Sherly mengangguk. "Tapi kau mau kan berjanji akan melakukannya di tempat yang pantas?"
Tommy memeluknya lagi. "Aku janji, Sayang. Aku janji. Aku juga sangat menginginkan hal itu."
"Baiklah, kalau begitu cium aku sekali lagi," goda Sherly.
Tommy menurut. Diraupnya wajah Sherly dan melumat bibirnya. Sherly yang memang sengaja ingin mengerjai lelaki itu, dengan lembut mengeluskan tangannya di bagian tubuh Tommy yang sedari tadi mengeras. Terkejut dengan tindakan Sherly, Tommy segera melepaskan ciumannya dan mendorong tubuh Sherly.
Hahahha.
***
Setelah mengantar Sherly ke rumahnya, Tommy segera melajukan mobilnya menuju rumah. Dipacunya sedan hitam itu hingga memasuki garasi.
"Sayang, kau sudah pulang?" tanya Lisa begitu melihat Tommy masuk dari pintu samping.
"Ya, Mi.
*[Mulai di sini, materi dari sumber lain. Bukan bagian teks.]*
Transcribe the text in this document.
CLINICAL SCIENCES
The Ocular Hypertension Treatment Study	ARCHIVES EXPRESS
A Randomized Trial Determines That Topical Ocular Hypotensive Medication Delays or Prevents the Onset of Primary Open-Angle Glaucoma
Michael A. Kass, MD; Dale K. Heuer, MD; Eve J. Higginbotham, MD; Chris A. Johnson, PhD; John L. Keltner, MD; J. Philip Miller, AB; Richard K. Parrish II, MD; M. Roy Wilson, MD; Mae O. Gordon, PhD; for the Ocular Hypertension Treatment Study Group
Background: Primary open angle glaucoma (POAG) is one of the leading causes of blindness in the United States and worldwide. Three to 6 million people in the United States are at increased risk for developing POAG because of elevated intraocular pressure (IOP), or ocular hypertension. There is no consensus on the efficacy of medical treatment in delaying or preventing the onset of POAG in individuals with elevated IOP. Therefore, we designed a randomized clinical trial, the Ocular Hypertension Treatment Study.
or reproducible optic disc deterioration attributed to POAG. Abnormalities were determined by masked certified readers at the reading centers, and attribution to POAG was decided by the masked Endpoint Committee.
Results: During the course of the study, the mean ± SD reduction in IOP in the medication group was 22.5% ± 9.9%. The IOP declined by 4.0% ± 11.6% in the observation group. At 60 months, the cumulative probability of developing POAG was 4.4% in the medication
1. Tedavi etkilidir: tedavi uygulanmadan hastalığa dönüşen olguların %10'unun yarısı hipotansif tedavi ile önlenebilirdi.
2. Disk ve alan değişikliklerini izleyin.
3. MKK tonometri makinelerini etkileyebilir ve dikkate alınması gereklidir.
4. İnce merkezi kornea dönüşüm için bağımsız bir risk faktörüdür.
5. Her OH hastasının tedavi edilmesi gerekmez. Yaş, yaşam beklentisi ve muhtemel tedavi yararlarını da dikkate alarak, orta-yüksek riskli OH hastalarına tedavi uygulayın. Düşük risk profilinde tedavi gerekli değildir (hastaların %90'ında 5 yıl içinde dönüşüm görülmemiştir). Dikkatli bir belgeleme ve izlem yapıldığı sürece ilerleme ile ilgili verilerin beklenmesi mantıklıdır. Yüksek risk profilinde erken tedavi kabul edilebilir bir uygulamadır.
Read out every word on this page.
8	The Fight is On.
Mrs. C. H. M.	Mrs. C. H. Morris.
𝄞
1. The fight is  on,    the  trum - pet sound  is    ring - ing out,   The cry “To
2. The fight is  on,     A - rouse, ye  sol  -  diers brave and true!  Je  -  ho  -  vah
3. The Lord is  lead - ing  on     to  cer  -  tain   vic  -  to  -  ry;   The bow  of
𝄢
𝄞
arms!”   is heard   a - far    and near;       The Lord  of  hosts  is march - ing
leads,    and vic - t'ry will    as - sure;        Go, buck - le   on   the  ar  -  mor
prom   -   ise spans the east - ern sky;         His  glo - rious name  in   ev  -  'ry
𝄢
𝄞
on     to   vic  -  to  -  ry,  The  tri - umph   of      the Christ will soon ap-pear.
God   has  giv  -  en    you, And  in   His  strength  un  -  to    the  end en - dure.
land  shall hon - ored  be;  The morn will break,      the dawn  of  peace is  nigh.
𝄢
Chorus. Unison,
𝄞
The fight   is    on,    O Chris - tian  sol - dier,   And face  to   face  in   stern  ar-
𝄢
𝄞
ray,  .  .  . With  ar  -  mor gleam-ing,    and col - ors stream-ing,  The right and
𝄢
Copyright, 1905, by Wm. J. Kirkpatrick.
Aku akan melanjutkan pekerjaanku di kamar."
"Apa kau mau kopi atau susu?"
"Tidak usah, Mi, terima kasih."
Tommy bergegas menaiki tangga. Lisa bisa melihat sikap putra semata wayangnya itu sedang tergesa-gesa. Berpikir itu menyangkut urusan bepekerjaan, Lisa kembali menyibukkan diri untuk menyiapkan makan malam.
Setelah mengunci pintu kamar, Tommy langsung melepaskan semua barang-barangnya secara asal di lantai. Diraihnya ponsel dari saku celana jins dan mengotak-atik mencari nama seseorang untuk dihububungi. Ia berjalan ke arah balkon sambil menempelkan ponselnya di telinga untuk menunggu sambungannya terhubungan.
"Ayo, angkat," katanya. "Nomor yang Anda tuju sedang sibuk. Cobalah..."
Tut... Tut...
Tak ingin putus asa, Tommy menekan radial lagi untuk menghubungi kontak itu. Ia mondar-mandir dan gelisah karena sedari tadi panggilan itu terhubung, tapi pemiliknya tidak mau mengangkatnya. "Nomor yang Anda tuju sedang..."
Tut... Tut...
Dengan kesal Tommy memutuskan panggilannya. Tapi lagi-lagi perasaan mendorongnya untuk mencoba sekali lagi. Ditekannya logo telepon untuk menghubungi kontak yang sama. Dalam hati Tommy berharap si pemilik kontak itu bisa menerima panggilannya.
"Halo?" Suara sapaan dari seberang telepon terdengar.
Tommy kegirangan. "Kau di mana? Aku ingin kita bertemu denganmu."
"Tapi, Tom. Aku..."
"Tidak ada tapi-tapian. Sekarang kirim lokasimu biar aku yang akan ke sana."
Tut... Tut...
Continued___
Hayo, kira-kira siapa yang dihubungi Tommy? Hahahha.
Jangan sampai salah menebak, ya.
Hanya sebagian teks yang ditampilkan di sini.